Americans, Australians, and the “South Seas” during the Pacific War

Thursday, January 7, 2010: 3:20 PM
Edward D (Hyatt)
Chris Dixon , University of Queensland, Brisbane, Australia
Sean Brawley , University of New South Wales, Sydney, Australia
For Allied service personnel serving in the Pacific Theater between 1941 and 1945, the “South Seas” was as much a set of mythical assumptions as it was a geographic reality. Having suggested elsewhere that Hollywood played a key role in sustaining and popularizing long-standing misconceptions about the “South Seas,” the authors will use this paper to consider the different ways in which Americans and Australians understood, described, and reacted to, the realities they encountered in the South Pacific during World War Two.
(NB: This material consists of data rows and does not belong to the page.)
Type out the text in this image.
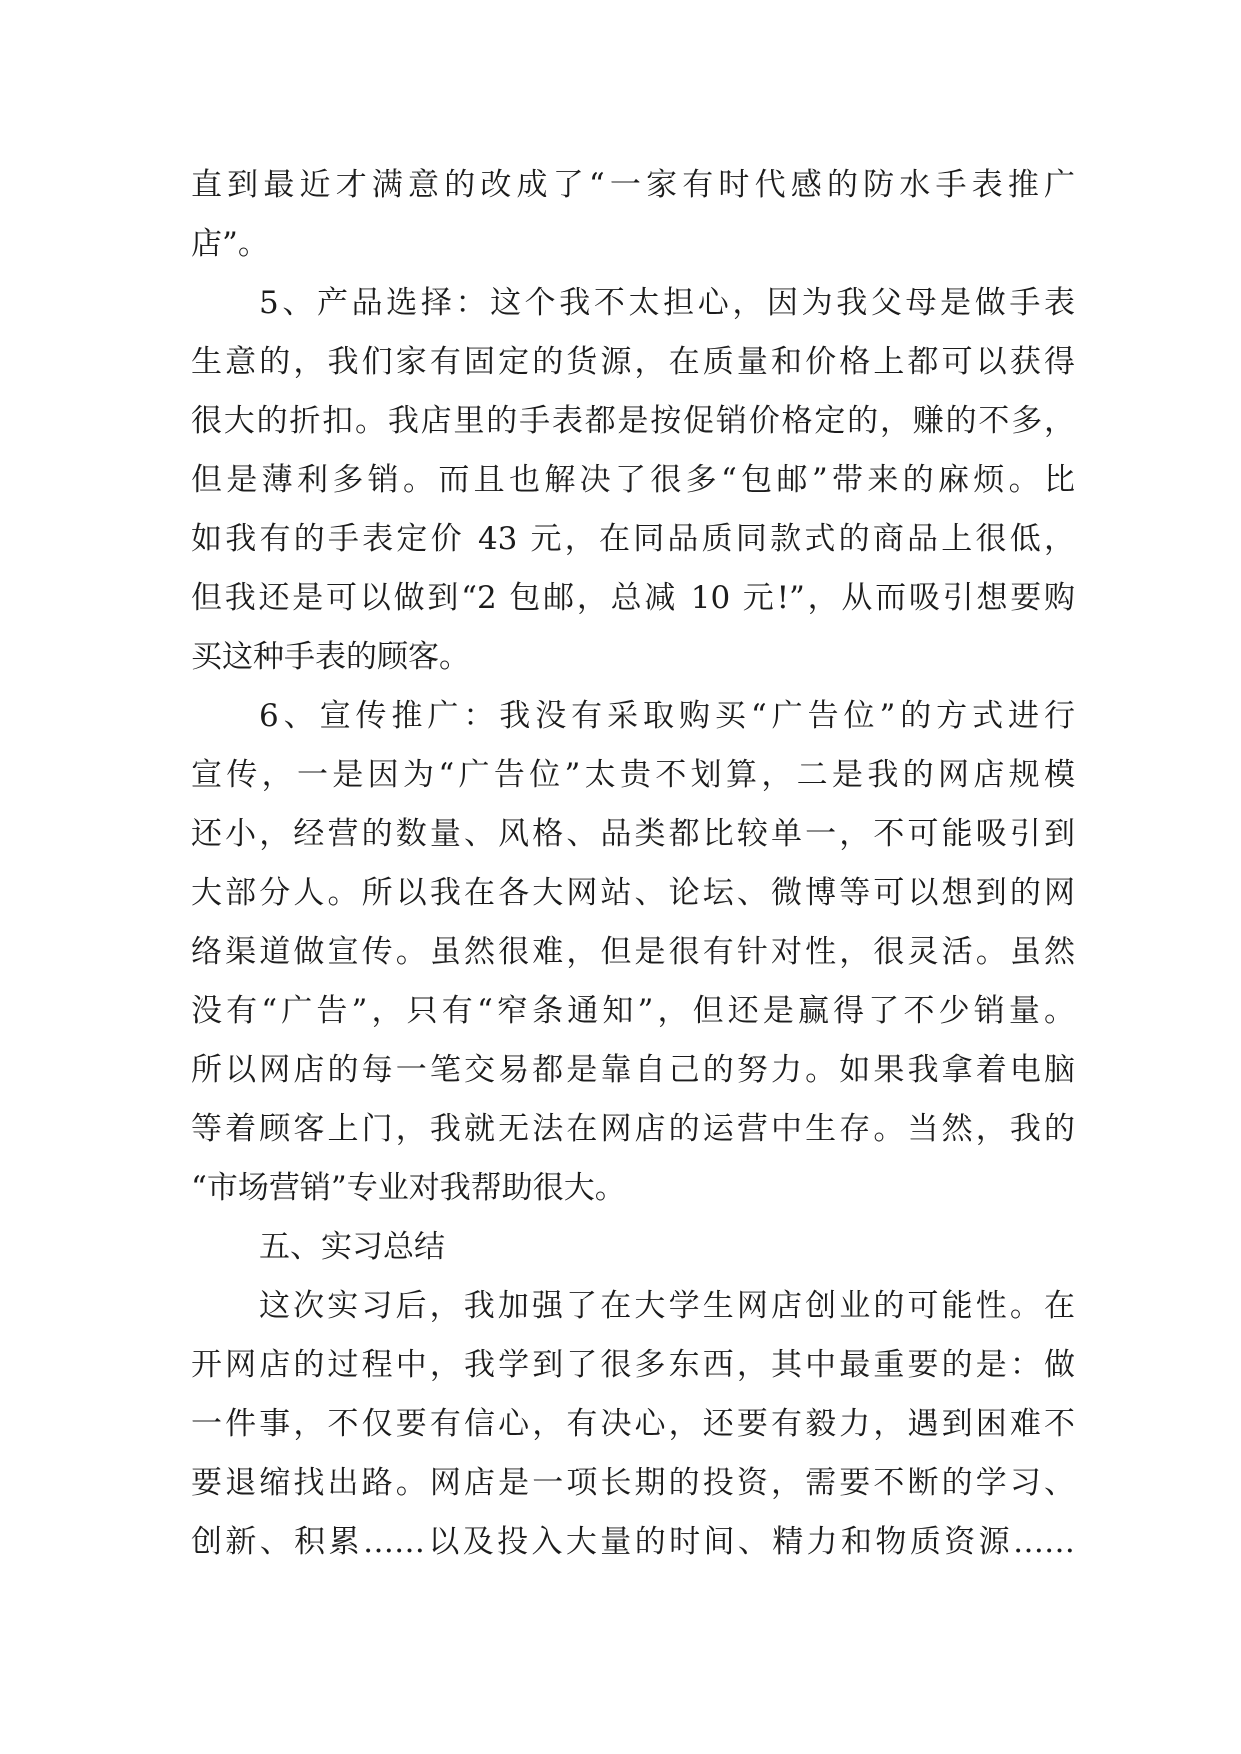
直到最近才满意的改成了“一家有时代感的防水手表推广
店”。
5、产品选择：这个我不太担心，因为我父母是做手表
生意的，我们家有固定的货源，在质量和价格上都可以获得
很大的折扣。我店里的手表都是按促销价格定的，赚的不多，
但是薄利多销。而且也解决了很多“包邮”带来的麻烦。比
如我有的手表定价 43 元，在同品质同款式的商品上很低，
但我还是可以做到“2 包邮，总减 10 元!”，从而吸引想要购
买这种手表的顾客。
6、宣传推广：我没有采取购买“广告位”的方式进行
宣传，一是因为“广告位”太贵不划算，二是我的网店规模
还小，经营的数量、风格、品类都比较单一，不可能吸引到
大部分人。所以我在各大网站、论坛、微博等可以想到的网
络渠道做宣传。虽然很难，但是很有针对性，很灵活。虽然
没有“广告”，只有“窄条通知”，但还是赢得了不少销量。
所以网店的每一笔交易都是靠自己的努力。如果我拿着电脑
等着顾客上门，我就无法在网店的运营中生存。当然，我的
“市场营销”专业对我帮助很大。
五、实习总结
这次实习后，我加强了在大学生网店创业的可能性。在
开网店的过程中，我学到了很多东西，其中最重要的是：做
一件事，不仅要有信心，有决心，还要有毅力，遇到困难不
要退缩找出路。网店是一项长期的投资，需要不断的学习、
创新、积累……以及投入大量的时间、精力和物质资源……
Australians’ wartime encounters with the South Pacific thus promise to cast light on Hollywood’s influence on pre-war Australia, and reveal something about the relationship between popular culture and the lived experiences of Australians and Americans caught up in the chaos and horrors of the Pacific War. This analysis will thereby enhance our understandings of the cultural and social impact of the United States on Australia, and provide an opportunity to interrogate Australians’ traditional paradigm of “Americanization,” which is commonly dated from Prime Minister John Curtin’s 1941 declaration that Australia “looked to America” rather than to its traditional alliance with Great Britain.